Когда я подошел к своему дому, то испугался, что не узнаю его. Я понимал, что это мой дом и что другого здания там быть не должно, но передо мной возвышались какие-то жуткие трущобы, намного хуже, чем памятные мне гарлемские строения. Гарлем тоже трущобный район, дома там старые, облезлые, но зато повсюду вокруг яркие краски, лавки с овощами и фруктами, магазины всякого рода дешевых товаров и всевозможного скарба — в общем, постоянно кипит жизнь; а тут — мертвые трущобы, как будто в доме этом долгое время никто не жил. Склизкие стены, вонючие помойки, темные грязные подъезды и ужасно маленькие, тесные, хуже чем пуэрториканские, квартирки. Боже, как же люди могут так жить! Все время щемило сердце.

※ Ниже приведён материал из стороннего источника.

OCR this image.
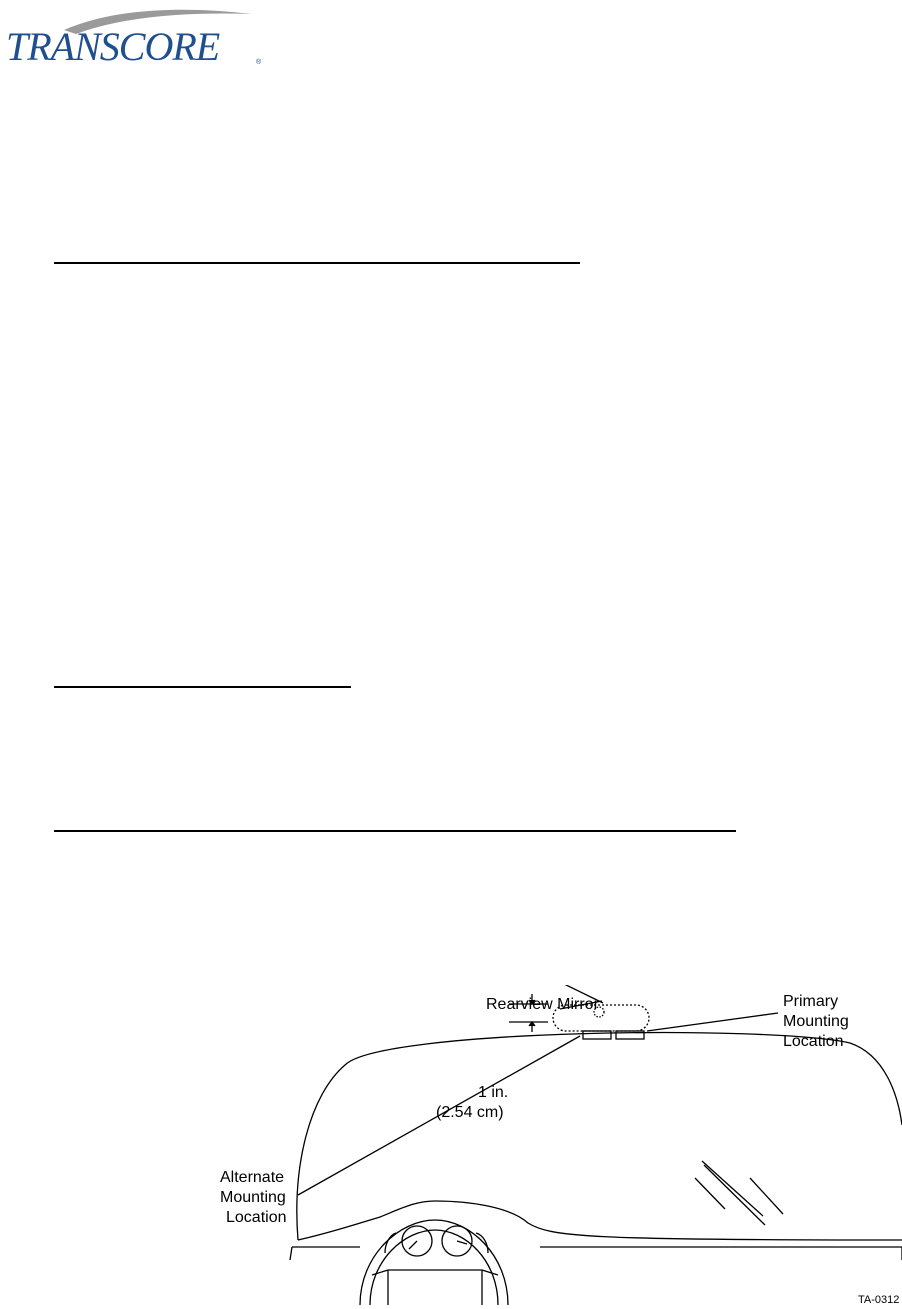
TRANSCORE	®
Rearview Mirror	Primary
Mounting
Location
Alternate
Mounting
Location
1 in.
(2.54 cm)
TA-0312
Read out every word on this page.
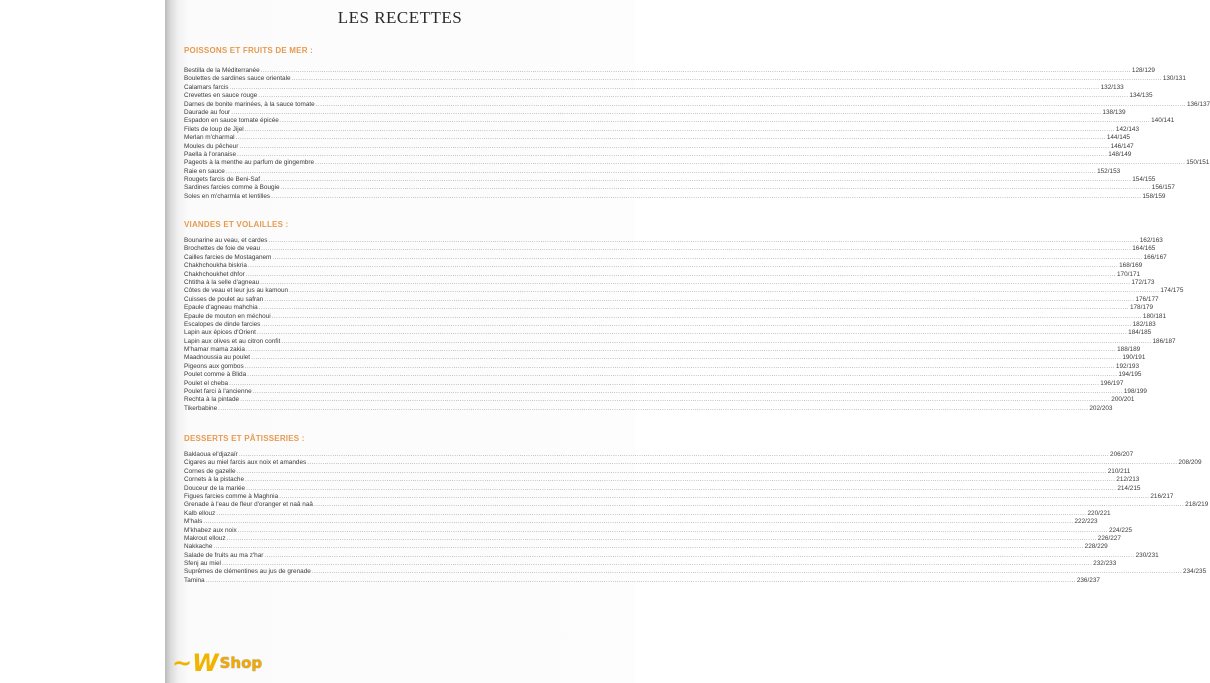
LES RECETTES
POISSONS ET FRUITS DE MER :
Bestilla de la Méditerranée ................................................................................................................................................................................................................................................................................................................................................................................................................ 128/129
Boulettes de sardines sauce orientale ................................................................................................................................................................................................................................................................................................................................................................................................................ 130/131
Calamars farcis ................................................................................................................................................................................................................................................................................................................................................................................................................ 132/133
Crevettes en sauce rouge ................................................................................................................................................................................................................................................................................................................................................................................................................ 134/135
Darnes de bonite marinées, à la sauce tomate ................................................................................................................................................................................................................................................................................................................................................................................................................ 136/137
Daurade au four ................................................................................................................................................................................................................................................................................................................................................................................................................ 138/139
Espadon en sauce tomate épicée ................................................................................................................................................................................................................................................................................................................................................................................................................ 140/141
Filets de loup de Jijel ................................................................................................................................................................................................................................................................................................................................................................................................................ 142/143
Merlan m'charmal ................................................................................................................................................................................................................................................................................................................................................................................................................ 144/145
Moules du pêcheur ................................................................................................................................................................................................................................................................................................................................................................................................................ 146/147
Paella à l'oranaise ................................................................................................................................................................................................................................................................................................................................................................................................................ 148/149
Pageots à la menthe au parfum de gingembre ................................................................................................................................................................................................................................................................................................................................................................................................................ 150/151
Raie en sauce ................................................................................................................................................................................................................................................................................................................................................................................................................ 152/153
Rougets farcis de Beni-Saf ................................................................................................................................................................................................................................................................................................................................................................................................................ 154/155
Sardines farcies comme à Bougie ................................................................................................................................................................................................................................................................................................................................................................................................................ 156/157
Soles en m'charmla et lentilles ................................................................................................................................................................................................................................................................................................................................................................................................................ 158/159
VIANDES ET VOLAILLES :
Bounarine au veau, et cardes ................................................................................................................................................................................................................................................................................................................................................................................................................ 162/163
Brochettes de foie de veau ................................................................................................................................................................................................................................................................................................................................................................................................................ 164/165
Cailles farcies de Mostaganem ................................................................................................................................................................................................................................................................................................................................................................................................................ 166/167
Chakhchoukha biskria ................................................................................................................................................................................................................................................................................................................................................................................................................ 168/169
Chakhchoukhet dhfor ................................................................................................................................................................................................................................................................................................................................................................................................................ 170/171
Chtitha à la selle d'agneau ................................................................................................................................................................................................................................................................................................................................................................................................................ 172/173
Côtes de veau et leur jus au kamoun ................................................................................................................................................................................................................................................................................................................................................................................................................ 174/175
Cuisses de poulet au safran ................................................................................................................................................................................................................................................................................................................................................................................................................ 176/177
Epaule d'agneau mahchia ................................................................................................................................................................................................................................................................................................................................................................................................................ 178/179
Epaule de mouton en méchoui ................................................................................................................................................................................................................................................................................................................................................................................................................ 180/181
Escalopes de dinde farcies ................................................................................................................................................................................................................................................................................................................................................................................................................ 182/183
Lapin aux épices d'Orient ................................................................................................................................................................................................................................................................................................................................................................................................................ 184/185
Lapin aux olives et au citron confit ................................................................................................................................................................................................................................................................................................................................................................................................................ 186/187
M'hamar mama zakia ................................................................................................................................................................................................................................................................................................................................................................................................................ 188/189
Maadnoussia au poulet ................................................................................................................................................................................................................................................................................................................................................................................................................ 190/191
Pigeons aux gombos ................................................................................................................................................................................................................................................................................................................................................................................................................ 192/193
Poulet comme à Blida ................................................................................................................................................................................................................................................................................................................................................................................................................ 194/195
Poulet el cheba ................................................................................................................................................................................................................................................................................................................................................................................................................ 196/197
Poulet farci à l'ancienne ................................................................................................................................................................................................................................................................................................................................................................................................................ 198/199
Rechta à la pintade ................................................................................................................................................................................................................................................................................................................................................................................................................ 200/201
Tikerbabine ................................................................................................................................................................................................................................................................................................................................................................................................................ 202/203
DESSERTS ET PÂTISSERIES :
Baklaoua el'djazaïr ................................................................................................................................................................................................................................................................................................................................................................................................................ 206/207
Cigares au miel farcis aux noix et amandes ................................................................................................................................................................................................................................................................................................................................................................................................................ 208/209
Cornes de gazelle ................................................................................................................................................................................................................................................................................................................................................................................................................ 210/211
Cornets à la pistache ................................................................................................................................................................................................................................................................................................................................................................................................................ 212/213
Douceur de la mariée ................................................................................................................................................................................................................................................................................................................................................................................................................ 214/215
Figues farcies comme à Maghnia ................................................................................................................................................................................................................................................................................................................................................................................................................ 216/217
Grenade à l'eau de fleur d'oranger et naâ naâ ................................................................................................................................................................................................................................................................................................................................................................................................................ 218/219
Kalb ellouz ................................................................................................................................................................................................................................................................................................................................................................................................................ 220/221
M'hals ................................................................................................................................................................................................................................................................................................................................................................................................................ 222/223
M'khabez aux noix ................................................................................................................................................................................................................................................................................................................................................................................................................ 224/225
Makrout ellouz ................................................................................................................................................................................................................................................................................................................................................................................................................ 226/227
Nakkache ................................................................................................................................................................................................................................................................................................................................................................................................................ 228/229
Salade de fruits au ma z'har ................................................................................................................................................................................................................................................................................................................................................................................................................ 230/231
Sfenj au miel ................................................................................................................................................................................................................................................................................................................................................................................................................ 232/233
Suprêmes de clémentines au jus de grenade ................................................................................................................................................................................................................................................................................................................................................................................................................ 234/235
Tamina ................................................................................................................................................................................................................................................................................................................................................................................................................ 236/237
~W Shop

Но была и другая сразу бросившаяся в глаза перемена. Все-таки уезжал я из Советского Союза, где при виде милиционера лучше было сразу перейти на другую сторону улицы, а при беседе — постоянно оглядываться по сторонам. Телефонные переговоры также нужно было вести осторожно. Знающие люди даже советовали при откровенных разговорах в квартире накрывать телефон подушкой—ведь прослушку можно вести и при лежащей трубке. И вдруг этот всепроницающий страх пропал. Я увидел неожиданно прорвавшуюся сквозь все заслоны свободу, ощутил, что люди перестали бояться и говорят открыто, не оглядываясь по сторонам и не опасаясь телефона. И это было очень отрадное чувство. Можно сказать, что я вернулся в Москву с гораздо более советскими ощущениями, чем тогда были у людей, окружающих меня. Буквально за пару лет они это уже изжили.
* * *
Впрочем, конечно, не все. Когда я приехал в Москву год спустя—уже во второй раз (была осень 1988 года, и перестройка уже чувствовалась всеми и повсюду), то в первый и единственный раз зашел в свою школу. Дело в том, что в числе людей, благодаря которым пришел к вере, я часто вспоминал свою учительницу литературы, открывшую в свое время для меня Достоевского. Я вспоминал, с каким вдохновением она рассказывала о зарождении веры у писателя, и мечтал, как отыщу ее, поцелую ей руку, скажу, что я уже не такой непутевый, каким она воспринимала меня раньше, в годы моих хипповых экспериментов. Я пришел в школу, но ее там не застал. Зато столкнулся с учителем английского языка, которого я помнил вполне советским человеком. К моему удивлению, он чрезвычайно мне обрадовался, завел на школьное радио и записал со мной интервью на английском языке. Мы с ним очень хорошо пообщались. Он-то и дал мне домашний телефон той самой учительницы. Я позвонил ей тут же, из автомата напротив школы, и заорал в трубку:
— Здравствуйте, это Саша Дворкин, ваш ученик, помните такого?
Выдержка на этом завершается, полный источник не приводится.